In a decision that fund managers invested in the equities of Delaware chartered corporations, especially those inclined to trade on the possibility of mergers, will want to study, the Supreme Court of Delaware has upheld a decision adverse to RBC Capital Markets LLC, in litigation that arose out of RBC’s conflicted involvement in a bidding war in the world of privately owned ambulances.
In March 2014, Vice Chancellor Laster, on behalf of the Chancery Court, found that RBC was liable for aiding and abetting breaches of fiduciary duty by Rural Metro’s board of directors. In October of that year Chancery fixed the amount of damages at close to $76 million. Thirteen months later, the state’s Supreme Court has now upheld the chief factual and legal findings of the court below.
The key factual points are as follows:
- During the liability phase, Chancery found that three of the directors of ambulance firm Rural Metro had (in the words of the appellate decision), “personal circumstances that inclined them toward a near-term sale” even at the expense of optimal return for their shareholders.
- RBC served both Rural Metro and its primary competitor, EMS, in an advisory capacity. Responsible RBC officials came to understand that a private equity firm that acquired EMS might then decide to buy RBC.
- Accordingly, these officials decided that “if Rural engaged in a sales process led by RBC, then RBC could use its position as sell-side advisor to secure buy-side roles with the private equity firms bidding for EMS.”
- The board of Rural “failed to become informed about strategic alternatives and about potential conflicts of interest faced by the advisors, and approved the merger [with an affiliate of Warburg Pincus] without adequate information, including the value of not engaging in any transaction.”
- In May 2011 Rural filed a proxy statement with material misstatements of fact involving EBITDA as well as misleading omissions about the auction process.
Neither Perfect nor Reasonable
As to the standard for its own scrutiny of this matter on appeal, the Supreme Court quoted its decision last year in C&J Energy Services, “There is no single blueprint that a board must follow to fulfill its duties, and a court applying Revlon’s enhanced scrutiny must decide whether the directors made a reasonable decision, not a perfect decision.” Italics in original.
In this instance, the Supreme Court found, the board’s “passivity and lack of effective oversight of the sales process was unreasonable,” not merely somewhere in the zone of tolerable imperfection.
The board members are not parties to this action. The significance of the above findings is that their passivity in the face of RBC’s shenanigans is sufficiently unreasonable, in fact, to serve as a predicate for a finding of aiding and abetting liability against RBC. That sounds a bit circular to a layperson. RBC aided and abetted the board of Rural in … its passivity in allowing RBC to control the sale. Still, the point seems to be that the shareholders were cheated, that Rural was sold at a price well below its fair market value, and that RBC has both the liability and the deep pockets necessary to make that right.

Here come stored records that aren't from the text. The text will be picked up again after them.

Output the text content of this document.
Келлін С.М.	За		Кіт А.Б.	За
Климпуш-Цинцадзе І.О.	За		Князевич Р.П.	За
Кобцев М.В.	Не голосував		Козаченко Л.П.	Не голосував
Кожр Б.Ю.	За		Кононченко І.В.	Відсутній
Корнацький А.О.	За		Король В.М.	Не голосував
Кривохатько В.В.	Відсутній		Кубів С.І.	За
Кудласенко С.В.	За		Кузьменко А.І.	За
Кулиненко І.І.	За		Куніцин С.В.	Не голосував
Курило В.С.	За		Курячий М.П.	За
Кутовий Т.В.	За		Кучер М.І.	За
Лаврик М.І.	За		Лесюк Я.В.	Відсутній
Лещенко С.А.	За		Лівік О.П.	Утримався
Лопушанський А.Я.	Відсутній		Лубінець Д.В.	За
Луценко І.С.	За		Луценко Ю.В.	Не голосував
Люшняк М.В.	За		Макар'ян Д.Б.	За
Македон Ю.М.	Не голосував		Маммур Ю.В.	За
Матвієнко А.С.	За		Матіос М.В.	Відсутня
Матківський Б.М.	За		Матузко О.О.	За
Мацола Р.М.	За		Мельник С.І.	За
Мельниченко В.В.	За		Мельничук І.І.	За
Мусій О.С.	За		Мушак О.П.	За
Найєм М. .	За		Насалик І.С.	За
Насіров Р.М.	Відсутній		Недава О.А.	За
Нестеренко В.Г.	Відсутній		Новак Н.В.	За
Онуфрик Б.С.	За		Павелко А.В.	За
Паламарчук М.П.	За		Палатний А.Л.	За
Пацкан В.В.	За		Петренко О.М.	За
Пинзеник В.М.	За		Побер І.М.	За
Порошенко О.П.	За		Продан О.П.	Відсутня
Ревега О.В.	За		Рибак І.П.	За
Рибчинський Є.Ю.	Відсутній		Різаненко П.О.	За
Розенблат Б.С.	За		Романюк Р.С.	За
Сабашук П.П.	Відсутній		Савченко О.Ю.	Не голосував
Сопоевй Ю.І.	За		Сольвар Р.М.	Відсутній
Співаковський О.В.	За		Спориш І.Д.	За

The opinion as a whole confirms the general trend that the Delaware courts are becoming more intrusive in their inquiries into mergers and acquisitions. This may mean, in months and years to come, that some mergers won’t happen that otherwise would have, because individuals and institutions concerned will back away from deals that could come under this sort of after-the-act judicial scrutiny.
A Long Footnote
But … the Supreme Court didn’t authorize quite as aggressive a level of after-the-fact scrutiny as some of the language of the Chancery opinion had suggested. Rolling back some of the judicial rhetoric seems to be the point of a long footnote to be found deep into this decision, on pages 82-83 in fact.
The Chancery had observed that “financial advisors … function as gatekeepers” in the sales process, providing services, including valuation, that the board does not have the expertise to do for itself.
The Supreme Court disapproves of this language, which would it says inappropriately expand the narrow basis of a liability finding “by suggesting that any failure by a financial advisor to prevent directors from breaching their duty of care gives rise to an aiding and abetting claim against the advisor.”
The test for an aiding and abetting claim against a third party advisor must remain a “stringent” one, the high court says.
That footnote is destined to find itself quoted in law review articles, trial memorandum, and appellate briefs, often and for a long time to come.